The Lustrous Voice of Emily Magee
Spinto sopranos don't grow on trees.
Some never even find their voices if they remain in the choir, which can stifle with the insistence on blending. But that fate did not await Emily Magee, an American who has had a career based largely in Europe. She found her way to Indiana University and into the voice studio of the great vocal pedagogue Margaret Harshaw after undergraduate studies at Westminster Choir College.
Magee's voice is big, full, lustrous and beautiful, with a laser-like focus that echoes Ms. Harshaw's own singing.
You can hear Magee sing in the clip below in a concert performance of Salome, a work which demands that the singer be equipped to sing with declamatory production. This requires that the singer hold the vocal tube firmly in a lengthened position, not an easy thing to do by any means. It's also not a thing you start out doing at the beginning of your career, rather, it's reserved for your 40's when you have great stamina and strength. It's what Old School teachers taught their students: you start out singing lyrically and add dramatic roles as you progress- slowly of course. Say you start your career at 25: this means at least a decade of saying no to offers of roles that put you at risk, assuming, of course, that you have the kind of voice that evinces a dramatic arc. Obviously, Magee has the voice, training and smarts to run the gauntlet.

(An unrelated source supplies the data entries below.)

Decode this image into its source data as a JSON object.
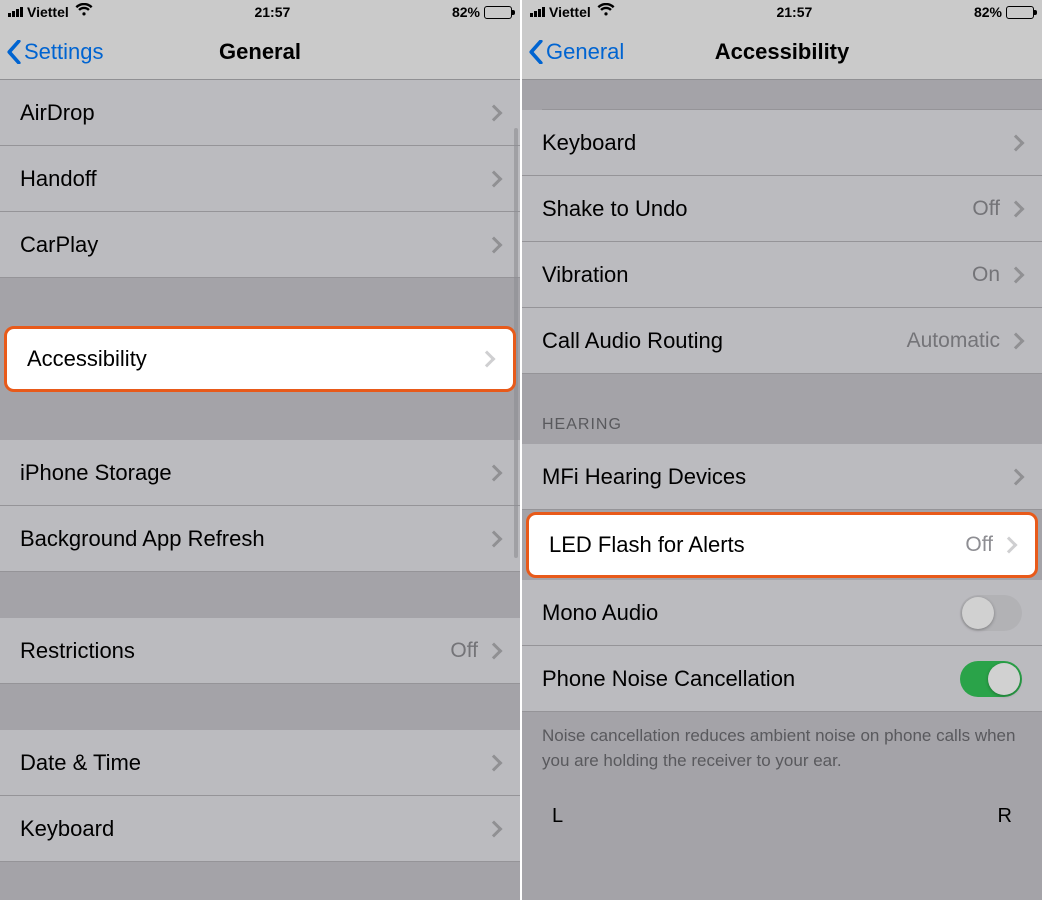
{
  "status": {
    "carrier": "Viettel",
    "time": "21:57",
    "battery_pct": "82%"
  },
  "left": {
    "back_label": "Settings",
    "title": "General",
    "rows": {
      "airdrop": "AirDrop",
      "handoff": "Handoff",
      "carplay": "CarPlay",
      "accessibility": "Accessibility",
      "iphone_storage": "iPhone Storage",
      "background_refresh": "Background App Refresh",
      "restrictions": "Restrictions",
      "restrictions_value": "Off",
      "date_time": "Date & Time",
      "keyboard": "Keyboard"
    }
  },
  "right": {
    "back_label": "General",
    "title": "Accessibility",
    "rows": {
      "keyboard": "Keyboard",
      "shake_to_undo": "Shake to Undo",
      "shake_to_undo_value": "Off",
      "vibration": "Vibration",
      "vibration_value": "On",
      "call_audio_routing": "Call Audio Routing",
      "call_audio_routing_value": "Automatic",
      "hearing_header": "HEARING",
      "mfi": "MFi Hearing Devices",
      "led_flash": "LED Flash for Alerts",
      "led_flash_value": "Off",
      "mono_audio": "Mono Audio",
      "phone_noise": "Phone Noise Cancellation",
      "footer": "Noise cancellation reduces ambient noise on phone calls when you are holding the receiver to your ear.",
      "balance_left": "L",
      "balance_right": "R"
    }
  }
}
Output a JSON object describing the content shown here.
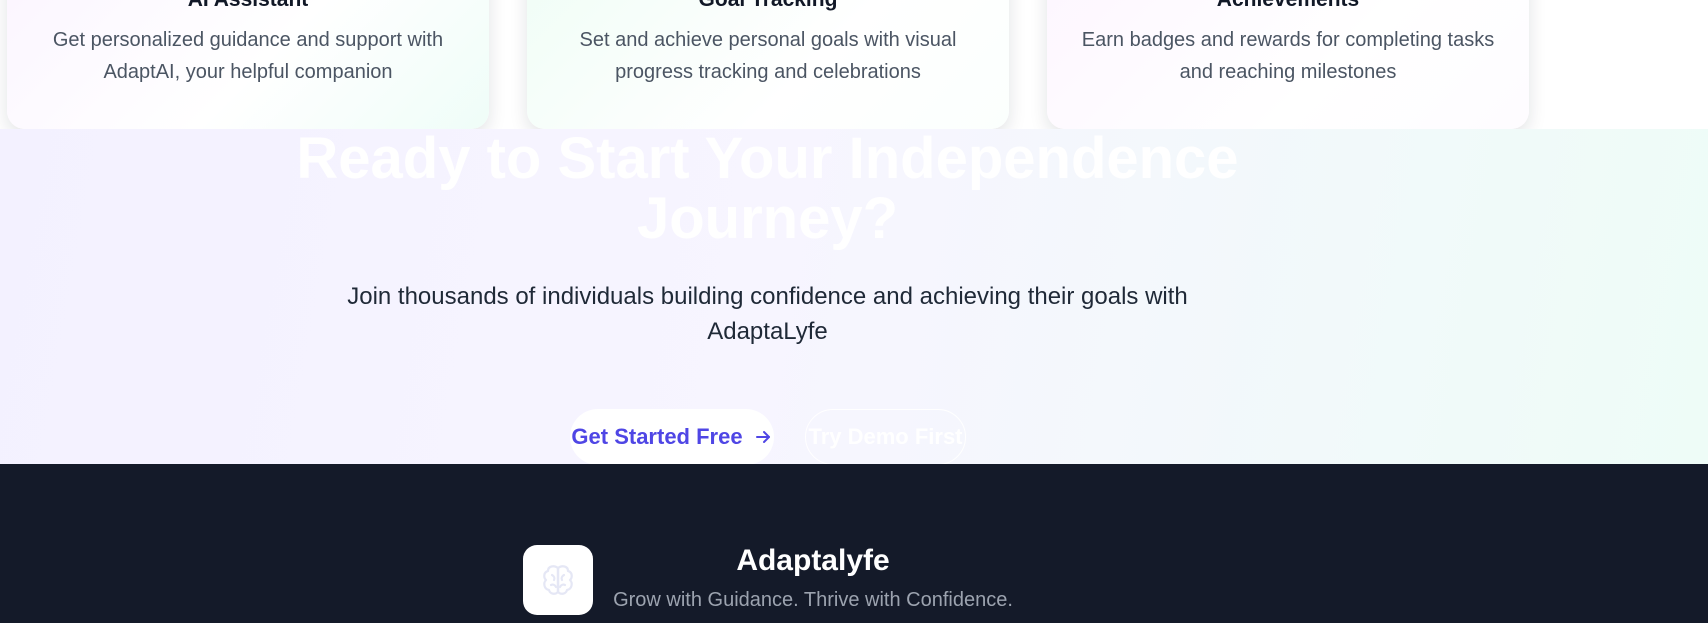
{
  "features": {
    "cards": [
      {
        "title": "AI Assistant",
        "description": "Get personalized guidance and support with AdaptAI, your helpful companion"
      },
      {
        "title": "Goal Tracking",
        "description": "Set and achieve personal goals with visual progress tracking and celebrations"
      },
      {
        "title": "Achievements",
        "description": "Earn badges and rewards for completing tasks and reaching milestones"
      }
    ]
  },
  "cta": {
    "title": "Ready to Start Your Independence Journey?",
    "subtitle": "Join thousands of individuals building confidence and achieving their goals with AdaptaLyfe",
    "primary_button": {
      "label": "Get Started Free",
      "icon": "arrow-right-icon"
    },
    "secondary_button": {
      "label": "Try Demo First"
    }
  },
  "footer": {
    "logo_icon": "brain-icon",
    "brand_name": "Adaptalyfe",
    "tagline": "Grow with Guidance. Thrive with Confidence."
  },
  "colors": {
    "accent": "#4f46e5",
    "footer_background": "#141a29",
    "tagline": "#9ca3af"
  }
}
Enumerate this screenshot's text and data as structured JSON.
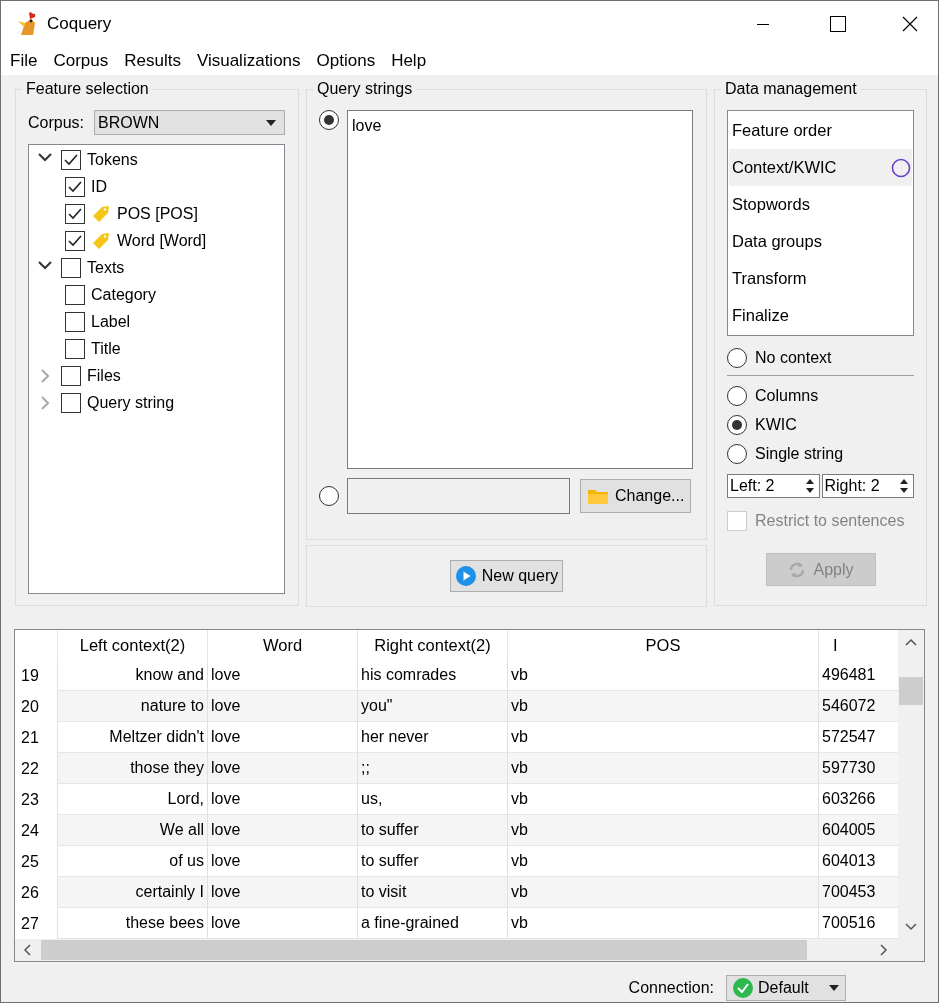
{
  "window": {
    "title": "Coquery"
  },
  "menu": [
    {
      "label": "File"
    },
    {
      "label": "Corpus"
    },
    {
      "label": "Results"
    },
    {
      "label": "Visualizations"
    },
    {
      "label": "Options"
    },
    {
      "label": "Help"
    }
  ],
  "feature_selection": {
    "title": "Feature selection",
    "corpus_label": "Corpus:",
    "corpus": "BROWN",
    "tree": [
      {
        "label": "Tokens",
        "checked": true,
        "expanded": true,
        "children": [
          {
            "label": "ID",
            "checked": true,
            "kind": "plain"
          },
          {
            "label": "POS [POS]",
            "checked": true,
            "kind": "tagged"
          },
          {
            "label": "Word [Word]",
            "checked": true,
            "kind": "tagged"
          }
        ]
      },
      {
        "label": "Texts",
        "checked": false,
        "expanded": true,
        "children": [
          {
            "label": "Category",
            "checked": false,
            "kind": "plain"
          },
          {
            "label": "Label",
            "checked": false,
            "kind": "plain"
          },
          {
            "label": "Title",
            "checked": false,
            "kind": "plain"
          }
        ]
      },
      {
        "label": "Files",
        "checked": false,
        "expanded": false
      },
      {
        "label": "Query string",
        "checked": false,
        "expanded": false
      }
    ]
  },
  "query_strings": {
    "title": "Query strings",
    "sources": [
      {
        "kind": "text",
        "selected": true,
        "value": "love"
      },
      {
        "kind": "file",
        "selected": false,
        "button": "Change..."
      }
    ],
    "new_query": "New query"
  },
  "data_management": {
    "title": "Data management",
    "items": [
      {
        "label": "Feature order",
        "selected": false
      },
      {
        "label": "Context/KWIC",
        "selected": true
      },
      {
        "label": "Stopwords",
        "selected": false
      },
      {
        "label": "Data groups",
        "selected": false
      },
      {
        "label": "Transform",
        "selected": false
      },
      {
        "label": "Finalize",
        "selected": false
      }
    ],
    "context_modes": [
      {
        "label": "No context",
        "selected": false
      },
      {
        "label": "Columns",
        "selected": false
      },
      {
        "label": "KWIC",
        "selected": true
      },
      {
        "label": "Single string",
        "selected": false
      }
    ],
    "left": "Left: 2",
    "right": "Right: 2",
    "restrict": {
      "label": "Restrict to sentences",
      "checked": false,
      "disabled": true
    },
    "apply": {
      "label": "Apply",
      "disabled": true
    }
  },
  "table": {
    "columns": [
      "Left context(2)",
      "Word",
      "Right context(2)",
      "POS",
      "I"
    ],
    "rows": [
      {
        "number": "19",
        "cells": [
          "know and",
          "love",
          "his comrades",
          "vb",
          "496481"
        ]
      },
      {
        "number": "20",
        "cells": [
          "nature to",
          "love",
          "you\"",
          "vb",
          "546072"
        ]
      },
      {
        "number": "21",
        "cells": [
          "Meltzer didn't",
          "love",
          "her never",
          "vb",
          "572547"
        ]
      },
      {
        "number": "22",
        "cells": [
          "those they",
          "love",
          ";;",
          "vb",
          "597730"
        ]
      },
      {
        "number": "23",
        "cells": [
          "Lord,",
          "love",
          "us,",
          "vb",
          "603266"
        ]
      },
      {
        "number": "24",
        "cells": [
          "We all",
          "love",
          "to suffer",
          "vb",
          "604005"
        ]
      },
      {
        "number": "25",
        "cells": [
          "of us",
          "love",
          "to suffer",
          "vb",
          "604013"
        ]
      },
      {
        "number": "26",
        "cells": [
          "certainly I",
          "love",
          "to visit",
          "vb",
          "700453"
        ]
      },
      {
        "number": "27",
        "cells": [
          "these bees",
          "love",
          "a fine-grained",
          "vb",
          "700516"
        ]
      }
    ]
  },
  "status_bar": {
    "label": "Connection:",
    "connection": "Default"
  }
}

This lengthened position of the vocal tube?
Manuel García called it Somber Timbre in A Complete Treatise on the art of Singing (First Part, Complete and Unabridged, The editions of 1841 and 1872 collated, edited and translated by Donald V. Paschke, Da Capo Press, 1984).
The tongue, the base of which is drawn by the lowering of the larynx, represents an elongated arch, and the sonorous body has received a long form, bent at a right angle and rather contracted. The column of air which rises vertically strikes against the palatal arch. The sound is heard round, full, and covered; it is what is called mixed voice, or sombre timbre.
This enlargement becomes especially perceptible when the singer gives to the voice all the volume which it can allow, although the tones are otherwise very weak; this fact merits being recorded. This exaggeration of volume can take place only in the conditions of the sombre timbre and with violent efforts.
The danger of singing with sombre timbre coupled with great volume is, of course, the extinguishing of the voice itself. This is why great teachers like Pauline Viardot-García maintained that modern music (c. 1900) was "almost always fatal to the voice."
This is seriously solid and handsome singing. The kind that displays decades of learning and skillful use of resources. You don't get to this stage in your career by hurrying. You have to know what you are doing, and it is clear that Emily Magee does.